39. The method of claim 38, wherein the expression of each of the first detectable labels is between about 80% and about 120% of the activity of the second detectable label if the batch is homogeneous.

40. The method of claim 38, wherein the expression of each of the first detectable labels is between about 90% and about 1 10% of the activity of the second detectable label if the batch is homogeneous.

41. The method of claim 38, wherein the expression of each of the first detectable labels is between about 95% and about 115% of the activity of the second detectable label if the batch is homogeneous.

42. The method of claim 38, wherein the compound comprises at least one phytosterol.

43. The method of claim 38, wherein the compound comprises at least one phytosterol ester.

44. The method of claim 43, wherein the at least one phytosterol ester includes one or more n-3 polyunsaturated fatty acids.

45. The method of claim 38, wherein the plurality of compounds are obtained from a single plant source.

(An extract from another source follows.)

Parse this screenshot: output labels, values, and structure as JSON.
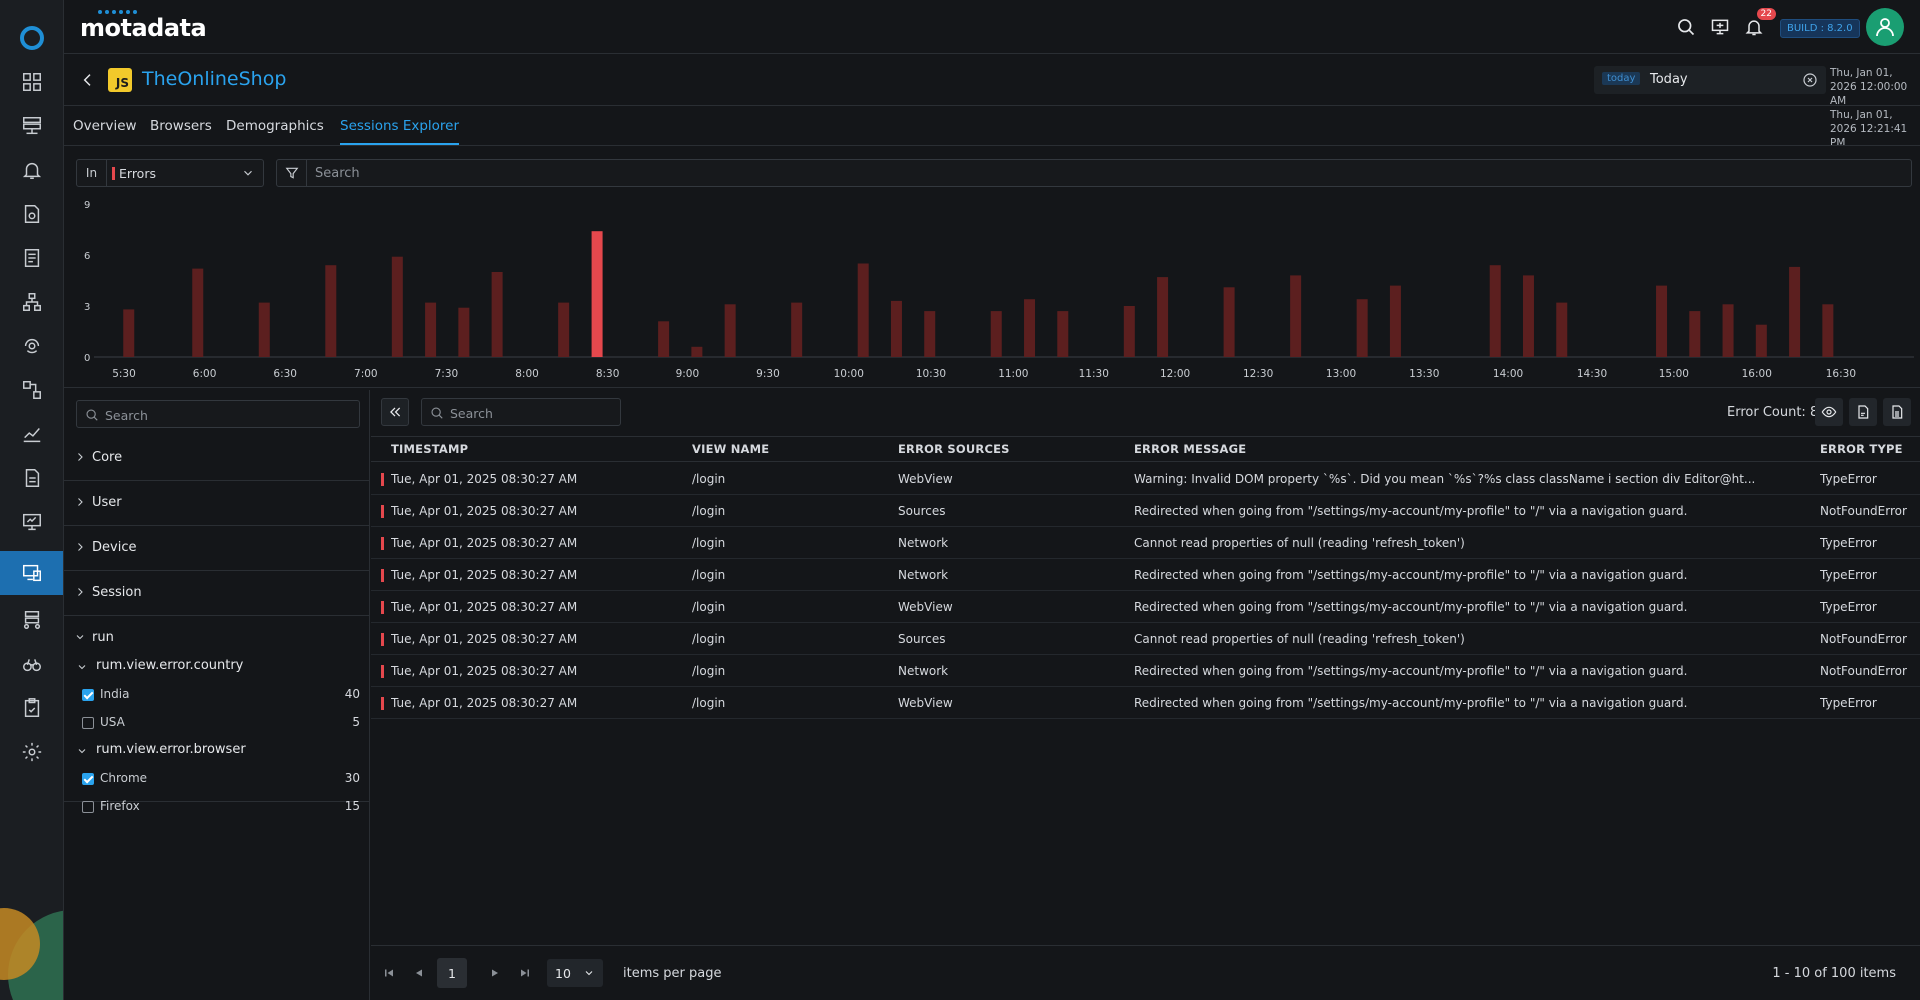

46. The method of claim 38, wherein the plurality of compounds are obtained from a single industry source.

47. A method of determining potency of a plurality of compounds to reduce cholesterol comprising the steps of: providing a sample of one or more cells stably expressing a nucleic acid sequence encoding a sterol regulatory promoter for each of a plurality of compounds, wherein the nucleic acid sequence encoding a sterol regulatory promoter is operably linked to a nucleic acid sequence encoding a first detectable label; providing a second sample of one or more cells stably expressing a nucleic acid sequence encoding a sterol regulatory promoter, wherein the nucleic acid sequence encoding a sterol regulatory promoter is operably linked to a nucleic acid sequence encoding a second detectable label under a condition that induces expression of the second detectable label; contacting each first sample for each of a plurality of compounds with a compound; detecting expression levels the first and second detectable labels; and comparing the expression levels of the first detectable label for each of the first samples and the expression levels of the second detectable label to determine batch homogeneity, wherein the expression of each of the first detectable labels is between about 50% and about 150% of the level of the second detectable label if the batch is homogeneous.

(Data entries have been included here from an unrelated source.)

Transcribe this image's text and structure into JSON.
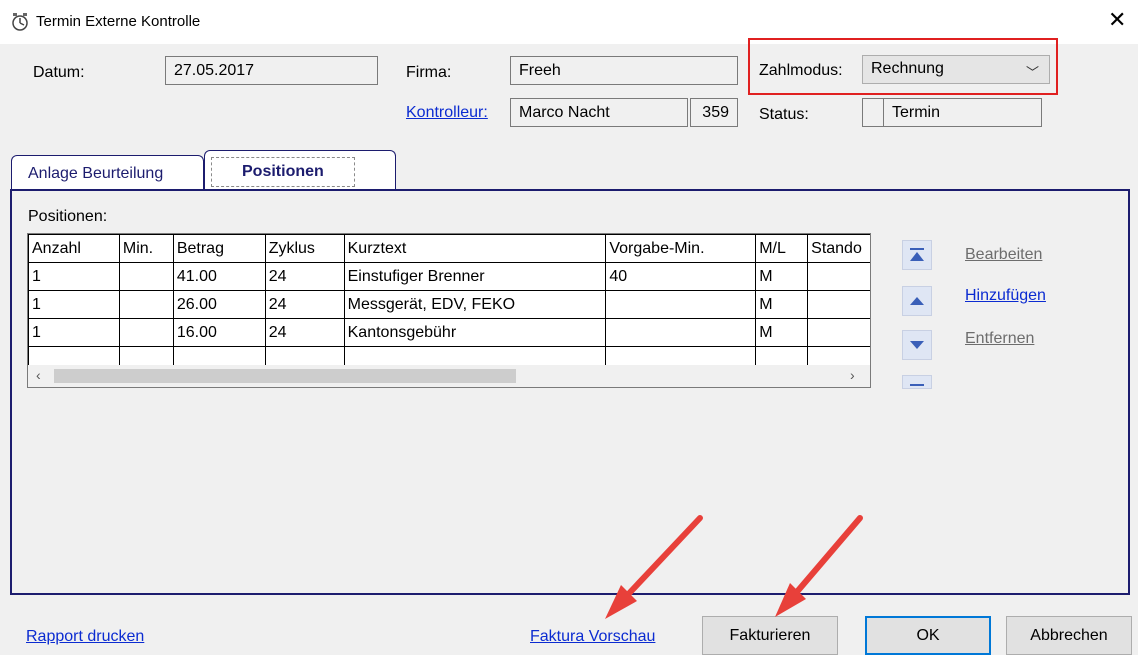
{
  "window": {
    "title": "Termin Externe Kontrolle"
  },
  "header": {
    "datum_label": "Datum:",
    "datum_value": "27.05.2017",
    "firma_label": "Firma:",
    "firma_value": "Freeh",
    "zahlmodus_label": "Zahlmodus:",
    "zahlmodus_value": "Rechnung",
    "kontrolleur_link": "Kontrolleur:",
    "kontrolleur_name": "Marco Nacht",
    "kontrolleur_id": "359",
    "status_label": "Status:",
    "status_value": "Termin"
  },
  "tabs": [
    {
      "label": "Anlage Beurteilung",
      "active": false
    },
    {
      "label": "Positionen",
      "active": true
    }
  ],
  "positionen": {
    "label": "Positionen:",
    "columns": [
      "Anzahl",
      "Min.",
      "Betrag",
      "Zyklus",
      "Kurztext",
      "Vorgabe-Min.",
      "M/L",
      "Stando"
    ],
    "rows": [
      [
        "1",
        "",
        "41.00",
        "24",
        "Einstufiger Brenner",
        "40",
        "M",
        ""
      ],
      [
        "1",
        "",
        "26.00",
        "24",
        "Messgerät, EDV, FEKO",
        "",
        "M",
        ""
      ],
      [
        "1",
        "",
        "16.00",
        "24",
        "Kantonsgebühr",
        "",
        "M",
        ""
      ]
    ],
    "actions": {
      "bearbeiten": "Bearbeiten",
      "hinzufuegen": "Hinzufügen",
      "entfernen": "Entfernen"
    }
  },
  "footer": {
    "rapport": "Rapport drucken",
    "vorschau": "Faktura Vorschau",
    "fakturieren": "Fakturieren",
    "ok": "OK",
    "abbrechen": "Abbrechen"
  },
  "colors": {
    "highlight_box": "#e02020",
    "arrow": "#e8403a",
    "tab_border": "#1c1c6e",
    "link": "#0b2bd1"
  },
  "icons": [
    "app-icon",
    "close-icon",
    "chevron-down-icon",
    "move-top-icon",
    "move-up-icon",
    "move-down-icon",
    "move-bottom-icon"
  ]
}
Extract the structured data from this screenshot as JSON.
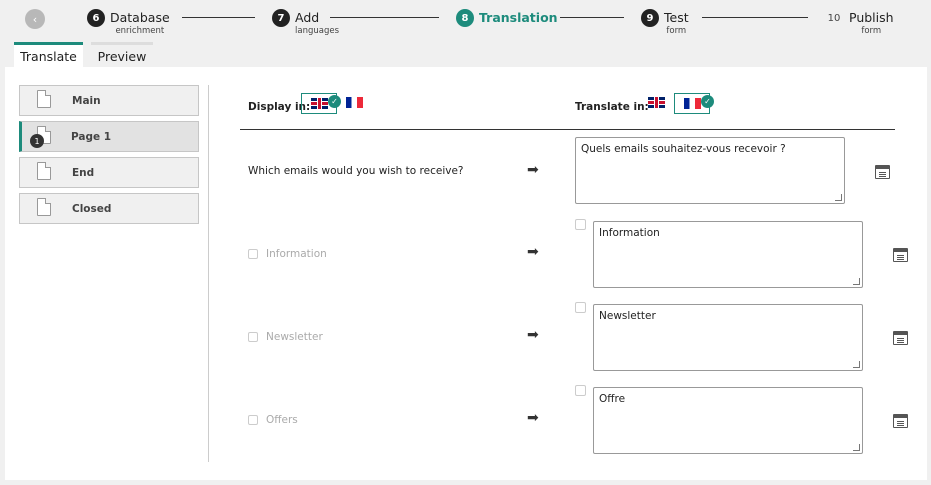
{
  "stepper": {
    "back_icon": "chevron-left-icon",
    "steps": [
      {
        "num": "6",
        "label": "Database",
        "sub": "enrichment"
      },
      {
        "num": "7",
        "label": "Add",
        "sub": "languages"
      },
      {
        "num": "8",
        "label": "Translation",
        "sub": ""
      },
      {
        "num": "9",
        "label": "Test",
        "sub": "form"
      },
      {
        "num": "10",
        "label": "Publish",
        "sub": "form"
      }
    ],
    "active_color": "#1d8b7c"
  },
  "tabs": [
    {
      "label": "Translate",
      "active": true
    },
    {
      "label": "Preview",
      "active": false
    }
  ],
  "pages": [
    {
      "label": "Main"
    },
    {
      "label": "Page 1",
      "active": true,
      "badge": "1"
    },
    {
      "label": "End"
    },
    {
      "label": "Closed"
    }
  ],
  "header": {
    "display_in": "Display in:",
    "translate_in": "Translate in:",
    "display_selected": "english",
    "translate_selected": "french"
  },
  "question": {
    "source": "Which emails would you wish to receive?",
    "translation": "Quels emails souhaitez-vous recevoir ?"
  },
  "options": [
    {
      "source": "Information",
      "translation": "Information"
    },
    {
      "source": "Newsletter",
      "translation": "Newsletter"
    },
    {
      "source": "Offers",
      "translation": "Offre"
    }
  ],
  "icons": {
    "arrow": "double-arrow-right-icon",
    "note": "notes-icon",
    "check": "checkmark-icon"
  }
}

48. The method of claim 47, wherein the expression of each of the first detectable labels is between about 80% and about 120% of the activity of the second detectable label if the batch is potent in reducing cholesterol.

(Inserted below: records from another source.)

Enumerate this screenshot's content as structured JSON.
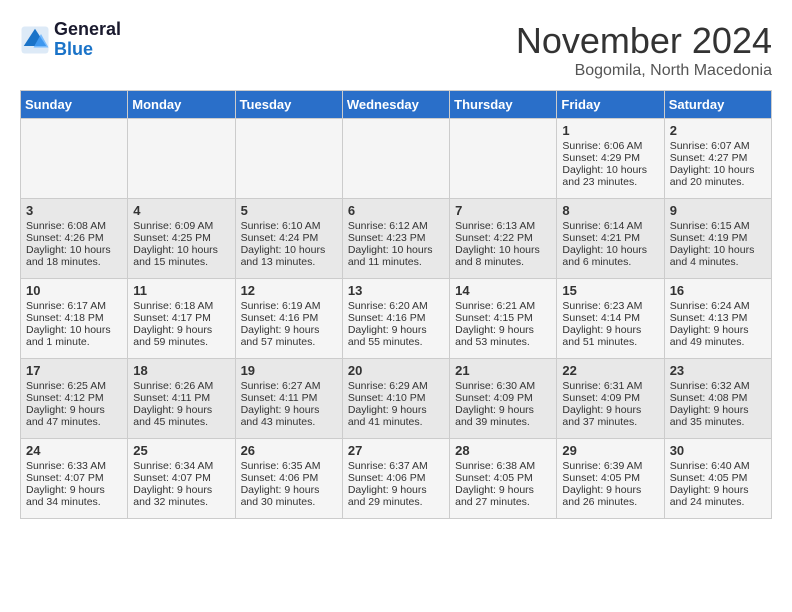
{
  "header": {
    "logo_line1": "General",
    "logo_line2": "Blue",
    "title": "November 2024",
    "subtitle": "Bogomila, North Macedonia"
  },
  "days_of_week": [
    "Sunday",
    "Monday",
    "Tuesday",
    "Wednesday",
    "Thursday",
    "Friday",
    "Saturday"
  ],
  "weeks": [
    [
      {
        "day": "",
        "info": ""
      },
      {
        "day": "",
        "info": ""
      },
      {
        "day": "",
        "info": ""
      },
      {
        "day": "",
        "info": ""
      },
      {
        "day": "",
        "info": ""
      },
      {
        "day": "1",
        "info": "Sunrise: 6:06 AM\nSunset: 4:29 PM\nDaylight: 10 hours and 23 minutes."
      },
      {
        "day": "2",
        "info": "Sunrise: 6:07 AM\nSunset: 4:27 PM\nDaylight: 10 hours and 20 minutes."
      }
    ],
    [
      {
        "day": "3",
        "info": "Sunrise: 6:08 AM\nSunset: 4:26 PM\nDaylight: 10 hours and 18 minutes."
      },
      {
        "day": "4",
        "info": "Sunrise: 6:09 AM\nSunset: 4:25 PM\nDaylight: 10 hours and 15 minutes."
      },
      {
        "day": "5",
        "info": "Sunrise: 6:10 AM\nSunset: 4:24 PM\nDaylight: 10 hours and 13 minutes."
      },
      {
        "day": "6",
        "info": "Sunrise: 6:12 AM\nSunset: 4:23 PM\nDaylight: 10 hours and 11 minutes."
      },
      {
        "day": "7",
        "info": "Sunrise: 6:13 AM\nSunset: 4:22 PM\nDaylight: 10 hours and 8 minutes."
      },
      {
        "day": "8",
        "info": "Sunrise: 6:14 AM\nSunset: 4:21 PM\nDaylight: 10 hours and 6 minutes."
      },
      {
        "day": "9",
        "info": "Sunrise: 6:15 AM\nSunset: 4:19 PM\nDaylight: 10 hours and 4 minutes."
      }
    ],
    [
      {
        "day": "10",
        "info": "Sunrise: 6:17 AM\nSunset: 4:18 PM\nDaylight: 10 hours and 1 minute."
      },
      {
        "day": "11",
        "info": "Sunrise: 6:18 AM\nSunset: 4:17 PM\nDaylight: 9 hours and 59 minutes."
      },
      {
        "day": "12",
        "info": "Sunrise: 6:19 AM\nSunset: 4:16 PM\nDaylight: 9 hours and 57 minutes."
      },
      {
        "day": "13",
        "info": "Sunrise: 6:20 AM\nSunset: 4:16 PM\nDaylight: 9 hours and 55 minutes."
      },
      {
        "day": "14",
        "info": "Sunrise: 6:21 AM\nSunset: 4:15 PM\nDaylight: 9 hours and 53 minutes."
      },
      {
        "day": "15",
        "info": "Sunrise: 6:23 AM\nSunset: 4:14 PM\nDaylight: 9 hours and 51 minutes."
      },
      {
        "day": "16",
        "info": "Sunrise: 6:24 AM\nSunset: 4:13 PM\nDaylight: 9 hours and 49 minutes."
      }
    ],
    [
      {
        "day": "17",
        "info": "Sunrise: 6:25 AM\nSunset: 4:12 PM\nDaylight: 9 hours and 47 minutes."
      },
      {
        "day": "18",
        "info": "Sunrise: 6:26 AM\nSunset: 4:11 PM\nDaylight: 9 hours and 45 minutes."
      },
      {
        "day": "19",
        "info": "Sunrise: 6:27 AM\nSunset: 4:11 PM\nDaylight: 9 hours and 43 minutes."
      },
      {
        "day": "20",
        "info": "Sunrise: 6:29 AM\nSunset: 4:10 PM\nDaylight: 9 hours and 41 minutes."
      },
      {
        "day": "21",
        "info": "Sunrise: 6:30 AM\nSunset: 4:09 PM\nDaylight: 9 hours and 39 minutes."
      },
      {
        "day": "22",
        "info": "Sunrise: 6:31 AM\nSunset: 4:09 PM\nDaylight: 9 hours and 37 minutes."
      },
      {
        "day": "23",
        "info": "Sunrise: 6:32 AM\nSunset: 4:08 PM\nDaylight: 9 hours and 35 minutes."
      }
    ],
    [
      {
        "day": "24",
        "info": "Sunrise: 6:33 AM\nSunset: 4:07 PM\nDaylight: 9 hours and 34 minutes."
      },
      {
        "day": "25",
        "info": "Sunrise: 6:34 AM\nSunset: 4:07 PM\nDaylight: 9 hours and 32 minutes."
      },
      {
        "day": "26",
        "info": "Sunrise: 6:35 AM\nSunset: 4:06 PM\nDaylight: 9 hours and 30 minutes."
      },
      {
        "day": "27",
        "info": "Sunrise: 6:37 AM\nSunset: 4:06 PM\nDaylight: 9 hours and 29 minutes."
      },
      {
        "day": "28",
        "info": "Sunrise: 6:38 AM\nSunset: 4:05 PM\nDaylight: 9 hours and 27 minutes."
      },
      {
        "day": "29",
        "info": "Sunrise: 6:39 AM\nSunset: 4:05 PM\nDaylight: 9 hours and 26 minutes."
      },
      {
        "day": "30",
        "info": "Sunrise: 6:40 AM\nSunset: 4:05 PM\nDaylight: 9 hours and 24 minutes."
      }
    ]
  ]
}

49. The method of claim 47, wherein the expression of each of the first detectable labels is between about 90% and about 110% of the activity of the second detectable label if the batch is potent in reducing cholesterol.

50. The method of claim 47, wherein the expression of each of the first detectable labels is between about 95% and about 115% of the activity of the second detectable label if the batch is potent in reducing cholesterol.

51. The method of claim 47, wherein the compound comprises at least one phytosterol.

52. The method of claim 47, wherein the compound comprises at least one phytosterol ester.

53. The method of claim 52, wherein the at least one phytosterol ester includes one or more n-3 polyunsaturated fatty acids.

54. The method of claim 47, wherein the plurality of compounds are obtained from a single plant source from different geographical regions.

55. The method of claim 47, wherein the plurality of compounds are obtained from a single plant source from different industry sources.

56. The method of claim 47, wherein the first detectable label and the second detectable label are different.

57. The method of claim 47, wherein the first detectable label and the second detectable label are the same.